Кровь и смерть уравнивают своих и чужих, правых и виноватых. «…Он умер, Пашка, ему нет больше судей в мире, и я ему последний судья из всех» («Эскадронный Трунов»).
«Что такое наш казак? – записывает Бабель в дневнике. – Пласты: барахольство, удальство, профессионализм, революционность, звериная жестокость. Мы авангард, но чего?»
В «Конармии» новеллы-кадры монтируются на контрасте, противоречии – без утешительных связок и успокаивающих размышлений.
Один раздевает пленных и трупы; другой грабит костел; третий мучит несчастного дьякона, своего неузнанного двойника; четвертый героически гибнет в схватке с аэропланами; пятый видит измену даже в госпитале среди лечащих врачей; шестой мгновенно становится умелым комбригом с «властительным равнодушием татарского хана»; седьмой мечтает убить итальянского короля, чтобы разжечь революционный пожар; восьмой, конармейский Христос, тихо-мирно ездит в обозе и играет на гармошке; девятый по дури приказывает сечь собственную пехоту, серую скотинку; десятый предпочитает любимую лошадь партии…
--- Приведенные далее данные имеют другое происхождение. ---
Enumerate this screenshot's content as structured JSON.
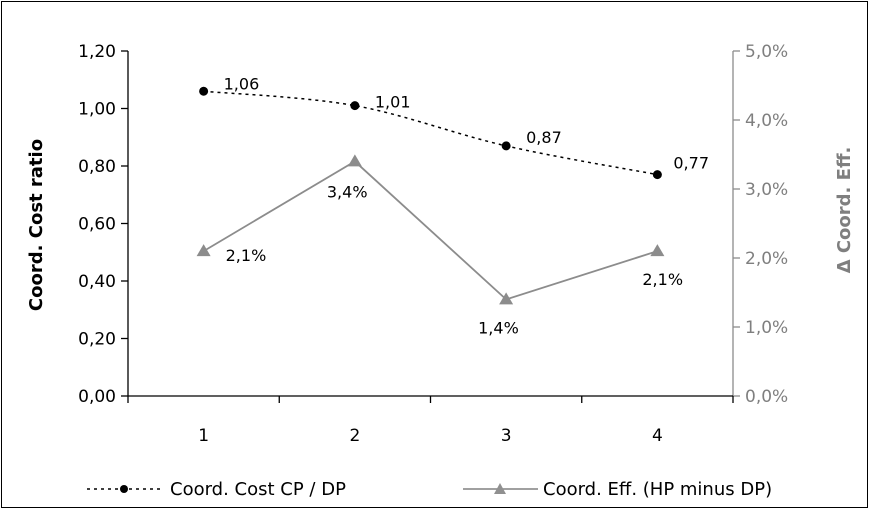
{
  "chart_data": {
    "type": "line",
    "categories": [
      "1",
      "2",
      "3",
      "4"
    ],
    "series": [
      {
        "name": "Coord. Cost CP / DP",
        "axis": "left",
        "values": [
          1.06,
          1.01,
          0.87,
          0.77
        ],
        "labels": [
          "1,06",
          "1,01",
          "0,87",
          "0,77"
        ],
        "color": "#000000",
        "line_style": "dotted",
        "marker": "circle"
      },
      {
        "name": "Coord. Eff. (HP minus DP)",
        "axis": "right",
        "values": [
          2.1,
          3.4,
          1.4,
          2.1
        ],
        "labels": [
          "2,1%",
          "3,4%",
          "1,4%",
          "2,1%"
        ],
        "color": "#808080",
        "line_style": "solid",
        "marker": "triangle"
      }
    ],
    "ylabel": "Coord. Cost ratio",
    "y2label": "Δ Coord. Eff.",
    "ylim": [
      0,
      1.2
    ],
    "y2lim": [
      0,
      5.0
    ],
    "yticks": [
      "0,00",
      "0,20",
      "0,40",
      "0,60",
      "0,80",
      "1,00",
      "1,20"
    ],
    "y2ticks": [
      "0,0%",
      "1,0%",
      "2,0%",
      "3,0%",
      "4,0%",
      "5,0%"
    ],
    "grid": false,
    "legend": "bottom"
  }
}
Перечитывающий Бабеля в конце 1950-х годов режиссер Г. Козинцев (еще один режиссер!) с восторгом обнаружил в его книгах «горящий миг увиденной жизни» и заметил, что писатель открыл целый «континент» – «бойца Гражданской войны». «Бабеля трясла лихорадка открытий. Золото оказалось под ногами. И все было новое, еще не открытое, не описанное… Не описаны слова, выражения, склад речи множества людей, целых пластов людей. Они еще не говорили в литературе. А это чистое золото контрастов, своеобразия выразительности, “антилитературности” их речи. Не открыты их характеры, отношения, как они умирают и любят».
Обитатели бабелевского континента – люди на лошадях, нравственные кентавры. Их объединяет интенсивность внешних проявлений, предельность чувств, страсть – к лошадям, партии, женщине, революции. Участники только что отгремевшей войны, они гиперболизированы, укрупнены, даны в далевой эпической перспективе. То ли гоголевские запорожцы, то ли «ахейские мужи», отправившиеся в поход на Варшаву за Еленой – мировой революцией.
С запорожцами бабелевских казаков сравнил уже Горький: «Бабель украсил бойцов… изнутри, и, на мой взгляд, лучше, правдивее, чем Гоголь запорожцев». Е. Помяновский, возражая, продолжает: «Нет, не украсил. Он лишь перенес их на другой этаж, на уровень сказа, той формы эпоса, которая самим способом повествования облагораживает героев. И начало “Илиады” было бы только историей склоки двух немытых атаманов, схватывающихся врукопашную из-за девки, если бы не серьезность и блеск, которые Гомер своим гекзаметром повелевает нам видеть в этом скандале».